COMÉDIE-FRANÇAISE.--«Thermidor» drame en quatre actes, de M. Victorien Sardou.--La scène entre Labussière (Coquelin) et le Pourvoyeur, au 1er acte.

COMÉDIE-FRANÇAISE.--«Thermidor», drame en quatre actes, de M. Victorien Sardou.--Fabienne (Mme Bartet) quittant la Conciergerie pour marcher à l'échafaud (4me acte).

LA MORT DU ROI KALAKAUA

LE ROI DAVID KALAKAUA

Le souverain de l'archipel hawaïen, qui vient de mourir à San-Francisco où il s'était rendu pour rétablir sa santé compromise, était né le 16 novembre 1836; il avait cinquante-quatre ans, et régnait depuis quinze ans.

Cette mort, qui en tout autre temps eût passé inaperçue du public, peut avoir de graves conséquences et précipiter des événements que tous ceux qui sont au courant des choses de l'Océanie sentent prochains. Depuis vingt ans, deux grandes successions sont ouvertes, et l'Europe se les dispute: l'Océanie d'une part, l'Afrique de l'autre. Les terres riches et fertiles que baigne l'Océan Pacifique éveillent les convoitises des grandes puissances. La race indigène qui les peuple s'éteint lentement au contact de la civilisation. La France, l'Angleterre et l'Allemagne ont pris pied sur cette insulaire partie du monde, dont la superficie habitable dépasse celle de l'Europe; solidement assises, la France à Tahiti, aux Marquises, à la Nouvelle Calédonie, l'Angleterre en Australie, à la Nouvelle-Zélande et dans la Nouvelle-Guinée, l'Allemagne sur la terre de l'empereur Guillaume et dans l'archipel Bismarck, elles attendent les événements. Elles ne sont pas seules. De San-Francisco, reine du Pacifique, les États-Unis surveillent la Polynésie et ont déjà fait du tropical royaume hawaïen une station maritime et une dépendance commerciale de la grande République, dont 2,100 milles marins la séparent. Ses missionnaires ont civilisé ces îles, ses colons les ont peuplées, ses capitaux en ont développé les ressources, ses lignes de paquebots ont relié l'archipel au continent, son commerce l'enrichit, et Honolulu, capitale du royaume, est devenue la Nice océanienne des valétudinaires et des millionnaires les États du Pacifique.

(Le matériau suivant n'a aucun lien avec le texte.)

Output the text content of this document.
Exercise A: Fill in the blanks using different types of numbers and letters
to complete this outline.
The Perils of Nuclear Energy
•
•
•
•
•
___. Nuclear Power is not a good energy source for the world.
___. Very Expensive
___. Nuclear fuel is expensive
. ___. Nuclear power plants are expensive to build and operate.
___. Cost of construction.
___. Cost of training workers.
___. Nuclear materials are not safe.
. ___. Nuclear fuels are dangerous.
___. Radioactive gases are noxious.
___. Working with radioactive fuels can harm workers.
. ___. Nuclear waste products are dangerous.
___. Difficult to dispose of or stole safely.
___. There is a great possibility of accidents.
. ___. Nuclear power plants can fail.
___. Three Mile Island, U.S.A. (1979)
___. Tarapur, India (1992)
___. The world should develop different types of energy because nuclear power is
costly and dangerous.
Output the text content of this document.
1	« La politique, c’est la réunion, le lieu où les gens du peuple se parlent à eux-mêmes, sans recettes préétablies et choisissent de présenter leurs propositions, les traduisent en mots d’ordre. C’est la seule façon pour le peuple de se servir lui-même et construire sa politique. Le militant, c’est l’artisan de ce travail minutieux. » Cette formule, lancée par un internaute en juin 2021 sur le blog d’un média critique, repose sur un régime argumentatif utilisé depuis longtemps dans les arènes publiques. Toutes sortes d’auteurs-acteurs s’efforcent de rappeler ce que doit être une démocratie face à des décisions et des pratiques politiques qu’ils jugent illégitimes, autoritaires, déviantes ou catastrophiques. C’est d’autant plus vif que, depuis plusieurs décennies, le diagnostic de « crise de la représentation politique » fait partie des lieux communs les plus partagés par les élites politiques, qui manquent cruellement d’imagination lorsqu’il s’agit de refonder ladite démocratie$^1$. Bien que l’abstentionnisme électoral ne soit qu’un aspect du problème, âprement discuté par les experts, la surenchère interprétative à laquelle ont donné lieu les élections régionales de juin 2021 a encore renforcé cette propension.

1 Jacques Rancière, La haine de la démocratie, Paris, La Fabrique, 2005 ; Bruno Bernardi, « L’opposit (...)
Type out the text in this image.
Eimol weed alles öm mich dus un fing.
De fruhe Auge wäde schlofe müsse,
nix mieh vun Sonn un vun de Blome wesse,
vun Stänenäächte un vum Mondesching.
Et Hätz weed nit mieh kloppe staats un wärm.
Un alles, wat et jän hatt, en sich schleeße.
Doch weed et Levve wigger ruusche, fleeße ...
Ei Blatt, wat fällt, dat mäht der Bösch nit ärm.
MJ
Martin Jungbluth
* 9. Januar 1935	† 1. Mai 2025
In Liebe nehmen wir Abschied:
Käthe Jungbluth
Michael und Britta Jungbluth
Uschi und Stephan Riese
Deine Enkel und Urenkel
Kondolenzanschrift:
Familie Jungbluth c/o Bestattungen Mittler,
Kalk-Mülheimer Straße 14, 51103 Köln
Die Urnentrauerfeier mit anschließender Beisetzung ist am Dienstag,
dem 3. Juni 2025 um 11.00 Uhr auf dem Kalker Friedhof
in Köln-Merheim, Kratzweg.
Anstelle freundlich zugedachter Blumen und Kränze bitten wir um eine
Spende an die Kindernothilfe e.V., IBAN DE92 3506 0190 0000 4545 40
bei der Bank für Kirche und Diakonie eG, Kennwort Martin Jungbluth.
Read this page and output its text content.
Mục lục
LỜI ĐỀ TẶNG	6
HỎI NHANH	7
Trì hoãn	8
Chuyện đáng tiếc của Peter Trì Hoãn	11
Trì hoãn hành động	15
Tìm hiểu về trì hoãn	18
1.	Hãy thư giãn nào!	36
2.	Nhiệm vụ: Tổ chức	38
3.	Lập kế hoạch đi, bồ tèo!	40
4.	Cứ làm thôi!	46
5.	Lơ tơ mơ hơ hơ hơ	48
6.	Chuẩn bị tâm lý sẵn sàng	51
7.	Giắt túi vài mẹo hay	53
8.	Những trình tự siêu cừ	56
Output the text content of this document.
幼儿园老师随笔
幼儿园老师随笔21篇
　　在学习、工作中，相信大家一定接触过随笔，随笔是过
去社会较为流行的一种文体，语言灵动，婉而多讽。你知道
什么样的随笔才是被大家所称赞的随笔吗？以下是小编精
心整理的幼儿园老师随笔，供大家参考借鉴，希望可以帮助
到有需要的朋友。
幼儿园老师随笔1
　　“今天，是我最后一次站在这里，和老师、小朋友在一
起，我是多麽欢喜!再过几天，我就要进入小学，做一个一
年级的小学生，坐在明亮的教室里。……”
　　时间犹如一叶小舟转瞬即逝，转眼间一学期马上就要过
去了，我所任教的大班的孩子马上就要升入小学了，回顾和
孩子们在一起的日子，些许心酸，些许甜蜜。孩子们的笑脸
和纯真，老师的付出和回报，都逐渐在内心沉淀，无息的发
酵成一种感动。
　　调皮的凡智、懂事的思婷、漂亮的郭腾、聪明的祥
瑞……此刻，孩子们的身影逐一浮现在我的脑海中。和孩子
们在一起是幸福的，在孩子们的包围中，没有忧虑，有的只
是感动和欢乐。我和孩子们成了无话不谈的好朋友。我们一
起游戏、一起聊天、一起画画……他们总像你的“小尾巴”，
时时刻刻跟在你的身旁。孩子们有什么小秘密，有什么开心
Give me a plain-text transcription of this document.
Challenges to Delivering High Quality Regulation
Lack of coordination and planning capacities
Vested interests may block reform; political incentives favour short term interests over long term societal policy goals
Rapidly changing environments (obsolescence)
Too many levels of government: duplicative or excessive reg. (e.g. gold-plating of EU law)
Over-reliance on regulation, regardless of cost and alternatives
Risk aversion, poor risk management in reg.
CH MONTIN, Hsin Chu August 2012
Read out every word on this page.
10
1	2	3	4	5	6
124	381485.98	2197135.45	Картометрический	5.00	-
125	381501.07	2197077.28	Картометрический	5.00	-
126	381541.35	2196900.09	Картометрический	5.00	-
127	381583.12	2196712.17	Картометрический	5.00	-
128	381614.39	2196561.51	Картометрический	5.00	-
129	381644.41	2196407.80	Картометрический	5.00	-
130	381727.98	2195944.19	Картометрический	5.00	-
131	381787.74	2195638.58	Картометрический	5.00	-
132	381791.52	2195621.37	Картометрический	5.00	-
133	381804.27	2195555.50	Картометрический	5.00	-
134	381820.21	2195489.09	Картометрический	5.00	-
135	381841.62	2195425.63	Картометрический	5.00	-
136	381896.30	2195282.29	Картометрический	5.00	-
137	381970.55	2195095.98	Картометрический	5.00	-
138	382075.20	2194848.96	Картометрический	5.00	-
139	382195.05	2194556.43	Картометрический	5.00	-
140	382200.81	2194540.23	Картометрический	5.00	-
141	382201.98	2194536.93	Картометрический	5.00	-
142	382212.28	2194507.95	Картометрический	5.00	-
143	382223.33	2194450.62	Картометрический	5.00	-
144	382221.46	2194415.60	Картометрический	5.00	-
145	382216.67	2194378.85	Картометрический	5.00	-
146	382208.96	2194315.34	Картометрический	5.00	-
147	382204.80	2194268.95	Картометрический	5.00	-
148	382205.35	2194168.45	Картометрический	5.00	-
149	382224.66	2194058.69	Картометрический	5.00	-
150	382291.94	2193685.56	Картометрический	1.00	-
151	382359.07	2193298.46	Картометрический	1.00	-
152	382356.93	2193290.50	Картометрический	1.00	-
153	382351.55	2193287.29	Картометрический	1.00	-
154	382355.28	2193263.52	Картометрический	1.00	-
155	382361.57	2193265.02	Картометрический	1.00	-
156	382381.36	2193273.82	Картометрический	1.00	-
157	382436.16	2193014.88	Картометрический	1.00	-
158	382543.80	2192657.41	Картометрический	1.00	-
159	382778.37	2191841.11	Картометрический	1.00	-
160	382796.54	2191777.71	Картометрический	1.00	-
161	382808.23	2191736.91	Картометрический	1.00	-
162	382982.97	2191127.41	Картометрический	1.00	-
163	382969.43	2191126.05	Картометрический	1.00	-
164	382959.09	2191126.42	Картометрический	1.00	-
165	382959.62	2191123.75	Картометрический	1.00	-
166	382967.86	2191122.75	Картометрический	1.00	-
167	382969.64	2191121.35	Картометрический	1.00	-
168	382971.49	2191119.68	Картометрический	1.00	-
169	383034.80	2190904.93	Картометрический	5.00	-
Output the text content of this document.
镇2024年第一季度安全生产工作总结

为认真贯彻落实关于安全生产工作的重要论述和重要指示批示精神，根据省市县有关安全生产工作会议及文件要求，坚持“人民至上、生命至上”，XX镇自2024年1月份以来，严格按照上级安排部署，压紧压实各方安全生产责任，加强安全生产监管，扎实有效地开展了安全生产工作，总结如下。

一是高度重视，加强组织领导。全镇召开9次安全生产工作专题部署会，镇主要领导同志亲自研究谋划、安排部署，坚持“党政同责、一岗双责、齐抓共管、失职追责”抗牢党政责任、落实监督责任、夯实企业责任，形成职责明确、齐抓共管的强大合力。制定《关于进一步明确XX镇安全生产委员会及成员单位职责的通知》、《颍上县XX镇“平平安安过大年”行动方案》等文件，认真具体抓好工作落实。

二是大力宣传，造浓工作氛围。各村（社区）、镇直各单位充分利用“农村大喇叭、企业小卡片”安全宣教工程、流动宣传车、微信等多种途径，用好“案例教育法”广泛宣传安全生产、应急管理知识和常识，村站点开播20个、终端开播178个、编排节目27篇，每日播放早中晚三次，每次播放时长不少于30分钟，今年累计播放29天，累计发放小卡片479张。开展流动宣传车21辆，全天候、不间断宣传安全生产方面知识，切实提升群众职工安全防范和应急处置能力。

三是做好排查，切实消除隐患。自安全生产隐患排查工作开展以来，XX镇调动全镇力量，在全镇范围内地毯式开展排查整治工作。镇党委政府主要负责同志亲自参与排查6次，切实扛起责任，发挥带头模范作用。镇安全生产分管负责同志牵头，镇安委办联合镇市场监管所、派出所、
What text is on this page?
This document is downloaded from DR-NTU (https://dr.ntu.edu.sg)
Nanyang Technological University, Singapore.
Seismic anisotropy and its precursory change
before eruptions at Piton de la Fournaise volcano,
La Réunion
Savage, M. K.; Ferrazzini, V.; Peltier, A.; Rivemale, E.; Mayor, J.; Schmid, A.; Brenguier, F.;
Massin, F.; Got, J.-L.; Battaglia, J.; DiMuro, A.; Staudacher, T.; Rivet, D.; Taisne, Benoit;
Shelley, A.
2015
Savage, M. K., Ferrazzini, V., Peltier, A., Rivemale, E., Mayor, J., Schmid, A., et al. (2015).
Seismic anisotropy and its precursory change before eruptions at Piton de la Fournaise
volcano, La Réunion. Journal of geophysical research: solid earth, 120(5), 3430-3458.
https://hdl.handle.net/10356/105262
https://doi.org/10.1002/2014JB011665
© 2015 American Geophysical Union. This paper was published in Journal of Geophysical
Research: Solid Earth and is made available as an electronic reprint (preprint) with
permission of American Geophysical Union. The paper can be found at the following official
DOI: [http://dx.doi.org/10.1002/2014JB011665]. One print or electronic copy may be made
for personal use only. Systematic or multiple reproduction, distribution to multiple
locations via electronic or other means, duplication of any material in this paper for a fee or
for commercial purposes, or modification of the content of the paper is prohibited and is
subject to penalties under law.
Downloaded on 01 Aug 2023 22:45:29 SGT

Si le gouvernement américain hésite devant une annexion plus complète, si ses hommes d'État reculent devant la tentation de fonder, en dehors du continent, un État nouveau, il n'en est pas de même des colons américains établis dans l'archipel, des fils de colons qui y sont nés, et qui verraient dans cette annexion un retour à leur nationalité, une source de fortune, une plus-value de leurs terres, de grands débouchés assurés à leurs produits, une immigration importante. Depuis un demi-siècle, l'histoire du royaume hawaïen est celle de la lutte sourde soutenue par l'élément indigène contre les tendances annexionnistes des colons américains.